Piccolo dessert a base di mandorle bianche.

Categoria: paste fresche e prodotti della panetteria, della biscotteria, della pasticceria e della confetteria

Territorio interessato alla produzione: Provincia di Trieste e Gorizia.



Descrizione delle metodiche di lavorazione, conservazione e stagionatura

Le mandorle pelate vengono macinate, cilindrate, ed impastate con zucchero, uova, miele, farina di riso e maraschino. Con l’impasto così ottenuto vengono formate delle piccole palline. Per ottenere le favette rosa all’impasto originale si aggiunge il liquore Scherry, l’estratto di rosa, il colore rosa naturale; per le favette marroni si aggiungono invece all’impasto base il cacao ed il rhum.

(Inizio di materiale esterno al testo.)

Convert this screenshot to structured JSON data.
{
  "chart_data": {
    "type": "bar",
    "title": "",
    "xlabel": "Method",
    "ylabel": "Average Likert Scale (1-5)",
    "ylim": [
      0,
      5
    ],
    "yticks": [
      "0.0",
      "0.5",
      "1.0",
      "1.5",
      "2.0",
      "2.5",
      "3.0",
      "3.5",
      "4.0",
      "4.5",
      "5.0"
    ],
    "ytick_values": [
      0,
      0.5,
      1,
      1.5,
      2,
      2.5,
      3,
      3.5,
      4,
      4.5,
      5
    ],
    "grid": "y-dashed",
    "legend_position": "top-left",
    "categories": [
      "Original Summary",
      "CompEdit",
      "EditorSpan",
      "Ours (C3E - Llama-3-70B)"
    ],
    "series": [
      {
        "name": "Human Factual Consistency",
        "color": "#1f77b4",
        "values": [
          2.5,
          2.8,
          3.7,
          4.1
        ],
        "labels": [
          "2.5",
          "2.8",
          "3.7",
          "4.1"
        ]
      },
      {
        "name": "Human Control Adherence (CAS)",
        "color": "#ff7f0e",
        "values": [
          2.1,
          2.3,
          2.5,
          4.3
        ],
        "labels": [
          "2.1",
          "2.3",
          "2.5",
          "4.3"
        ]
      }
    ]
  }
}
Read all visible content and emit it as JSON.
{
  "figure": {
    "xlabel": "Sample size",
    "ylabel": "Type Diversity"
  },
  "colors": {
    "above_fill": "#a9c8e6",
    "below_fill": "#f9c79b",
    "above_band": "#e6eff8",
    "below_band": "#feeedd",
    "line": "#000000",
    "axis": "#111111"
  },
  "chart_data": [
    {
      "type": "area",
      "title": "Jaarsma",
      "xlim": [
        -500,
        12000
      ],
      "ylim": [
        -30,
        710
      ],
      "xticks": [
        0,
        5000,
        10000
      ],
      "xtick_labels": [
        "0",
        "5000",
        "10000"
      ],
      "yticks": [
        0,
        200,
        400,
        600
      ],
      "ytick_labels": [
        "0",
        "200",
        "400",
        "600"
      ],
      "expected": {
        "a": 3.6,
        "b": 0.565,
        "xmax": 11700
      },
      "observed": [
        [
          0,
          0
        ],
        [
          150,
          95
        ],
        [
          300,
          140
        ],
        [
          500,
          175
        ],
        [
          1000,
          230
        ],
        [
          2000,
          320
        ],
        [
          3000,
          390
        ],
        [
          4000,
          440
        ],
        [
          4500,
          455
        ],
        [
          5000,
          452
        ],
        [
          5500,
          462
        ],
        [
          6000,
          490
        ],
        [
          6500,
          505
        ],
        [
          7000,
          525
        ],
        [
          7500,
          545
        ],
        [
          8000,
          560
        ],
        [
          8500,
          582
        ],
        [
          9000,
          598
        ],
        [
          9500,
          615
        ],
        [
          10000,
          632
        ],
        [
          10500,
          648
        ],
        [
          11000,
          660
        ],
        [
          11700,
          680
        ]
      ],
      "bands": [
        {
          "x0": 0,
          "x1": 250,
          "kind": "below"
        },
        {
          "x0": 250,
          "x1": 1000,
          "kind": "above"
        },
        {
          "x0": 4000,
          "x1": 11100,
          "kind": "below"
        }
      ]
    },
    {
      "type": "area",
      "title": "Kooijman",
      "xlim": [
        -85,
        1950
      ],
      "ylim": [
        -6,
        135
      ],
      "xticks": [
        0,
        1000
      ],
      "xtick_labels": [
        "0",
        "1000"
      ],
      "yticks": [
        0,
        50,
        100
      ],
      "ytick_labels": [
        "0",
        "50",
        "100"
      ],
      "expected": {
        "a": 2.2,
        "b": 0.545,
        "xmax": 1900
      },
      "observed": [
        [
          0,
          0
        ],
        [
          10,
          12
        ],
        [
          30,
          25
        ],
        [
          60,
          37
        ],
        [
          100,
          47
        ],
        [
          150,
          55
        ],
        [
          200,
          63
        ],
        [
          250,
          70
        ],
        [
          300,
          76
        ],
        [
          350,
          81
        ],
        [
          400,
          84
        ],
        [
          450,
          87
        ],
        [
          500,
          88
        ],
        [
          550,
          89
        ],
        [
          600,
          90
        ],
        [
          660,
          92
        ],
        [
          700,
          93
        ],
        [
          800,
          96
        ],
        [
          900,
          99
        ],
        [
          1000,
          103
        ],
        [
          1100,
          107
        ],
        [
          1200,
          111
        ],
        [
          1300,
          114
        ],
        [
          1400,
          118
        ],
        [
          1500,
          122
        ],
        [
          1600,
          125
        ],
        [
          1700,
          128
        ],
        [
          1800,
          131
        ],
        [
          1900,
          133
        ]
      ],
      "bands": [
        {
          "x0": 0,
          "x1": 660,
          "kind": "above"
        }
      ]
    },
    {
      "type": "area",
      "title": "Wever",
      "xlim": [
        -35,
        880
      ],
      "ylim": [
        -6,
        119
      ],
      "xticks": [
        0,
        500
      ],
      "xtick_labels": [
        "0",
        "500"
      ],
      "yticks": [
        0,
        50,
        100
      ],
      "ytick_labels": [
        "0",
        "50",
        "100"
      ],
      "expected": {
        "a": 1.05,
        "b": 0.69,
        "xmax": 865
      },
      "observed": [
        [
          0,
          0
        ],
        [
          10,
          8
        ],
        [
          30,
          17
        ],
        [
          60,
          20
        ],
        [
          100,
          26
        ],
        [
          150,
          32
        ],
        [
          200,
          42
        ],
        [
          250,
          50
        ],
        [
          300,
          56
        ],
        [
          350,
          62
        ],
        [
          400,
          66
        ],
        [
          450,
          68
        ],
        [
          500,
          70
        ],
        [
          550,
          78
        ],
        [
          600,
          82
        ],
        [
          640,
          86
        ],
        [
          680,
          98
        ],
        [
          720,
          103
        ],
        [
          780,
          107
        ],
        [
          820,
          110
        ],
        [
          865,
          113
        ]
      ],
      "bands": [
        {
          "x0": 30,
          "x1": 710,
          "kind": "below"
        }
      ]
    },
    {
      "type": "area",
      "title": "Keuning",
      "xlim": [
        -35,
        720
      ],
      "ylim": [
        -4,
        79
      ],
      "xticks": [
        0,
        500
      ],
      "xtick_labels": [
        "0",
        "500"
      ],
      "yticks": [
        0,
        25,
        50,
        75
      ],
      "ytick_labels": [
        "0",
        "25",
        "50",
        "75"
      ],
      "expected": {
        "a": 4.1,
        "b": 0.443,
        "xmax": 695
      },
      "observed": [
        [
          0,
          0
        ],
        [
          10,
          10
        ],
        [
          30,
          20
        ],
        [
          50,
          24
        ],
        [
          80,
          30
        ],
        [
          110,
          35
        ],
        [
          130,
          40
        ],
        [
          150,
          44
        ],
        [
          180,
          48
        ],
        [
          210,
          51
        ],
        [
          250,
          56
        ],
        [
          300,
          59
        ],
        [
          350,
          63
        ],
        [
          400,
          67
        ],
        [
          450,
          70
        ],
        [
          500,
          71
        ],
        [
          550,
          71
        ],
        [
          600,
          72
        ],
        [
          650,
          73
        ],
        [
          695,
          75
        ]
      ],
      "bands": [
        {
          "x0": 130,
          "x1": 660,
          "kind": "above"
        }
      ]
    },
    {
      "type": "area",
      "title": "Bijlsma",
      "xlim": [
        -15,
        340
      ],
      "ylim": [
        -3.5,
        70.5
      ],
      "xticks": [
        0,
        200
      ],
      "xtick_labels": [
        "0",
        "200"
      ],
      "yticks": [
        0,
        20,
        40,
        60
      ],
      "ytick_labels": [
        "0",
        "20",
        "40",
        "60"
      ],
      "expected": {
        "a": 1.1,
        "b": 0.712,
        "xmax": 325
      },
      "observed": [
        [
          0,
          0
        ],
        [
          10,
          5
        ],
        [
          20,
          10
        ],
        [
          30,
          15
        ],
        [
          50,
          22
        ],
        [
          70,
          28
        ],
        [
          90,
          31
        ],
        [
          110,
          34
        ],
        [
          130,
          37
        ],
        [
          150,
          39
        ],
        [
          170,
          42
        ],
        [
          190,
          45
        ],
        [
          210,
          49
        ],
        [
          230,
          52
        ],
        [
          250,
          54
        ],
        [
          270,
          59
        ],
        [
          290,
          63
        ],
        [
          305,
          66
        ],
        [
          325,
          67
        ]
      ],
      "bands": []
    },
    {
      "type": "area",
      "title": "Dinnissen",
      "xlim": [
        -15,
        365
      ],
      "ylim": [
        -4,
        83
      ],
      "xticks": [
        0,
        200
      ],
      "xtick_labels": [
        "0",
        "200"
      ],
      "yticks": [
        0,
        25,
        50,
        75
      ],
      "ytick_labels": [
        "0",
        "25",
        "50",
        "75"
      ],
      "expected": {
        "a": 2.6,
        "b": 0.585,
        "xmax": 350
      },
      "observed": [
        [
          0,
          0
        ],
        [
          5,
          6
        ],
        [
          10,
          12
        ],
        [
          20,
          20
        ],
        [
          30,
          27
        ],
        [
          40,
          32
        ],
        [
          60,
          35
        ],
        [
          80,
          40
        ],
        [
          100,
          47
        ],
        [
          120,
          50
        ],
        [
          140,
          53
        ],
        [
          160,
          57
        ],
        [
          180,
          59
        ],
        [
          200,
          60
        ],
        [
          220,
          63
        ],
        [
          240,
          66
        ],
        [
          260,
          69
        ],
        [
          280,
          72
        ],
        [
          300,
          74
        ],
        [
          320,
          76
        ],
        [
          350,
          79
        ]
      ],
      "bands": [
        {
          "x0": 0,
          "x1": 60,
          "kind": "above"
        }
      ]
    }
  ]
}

Materiali, attrezzature specifiche utilizzati per la preparazione e il condizionamento

Attrezzature tipiche dei laboratori di pasticceria

Descrizione dei locali di lavorazione, conservazione e stagionatura

I laboratori normalmente utilizzati per la preparazione del prodotto sono i classici laboratori di pasticceria.

Elementi comprovanti che le metodiche sono state praticate in maniera omogenea e secondo le regole tradizionali per un periodo non inferiore ai 25 anni

Dolce di origini antiche, le cui prime apparizioni si fanno risalire al periodo dell’impero Austroungarico nella città di Trieste.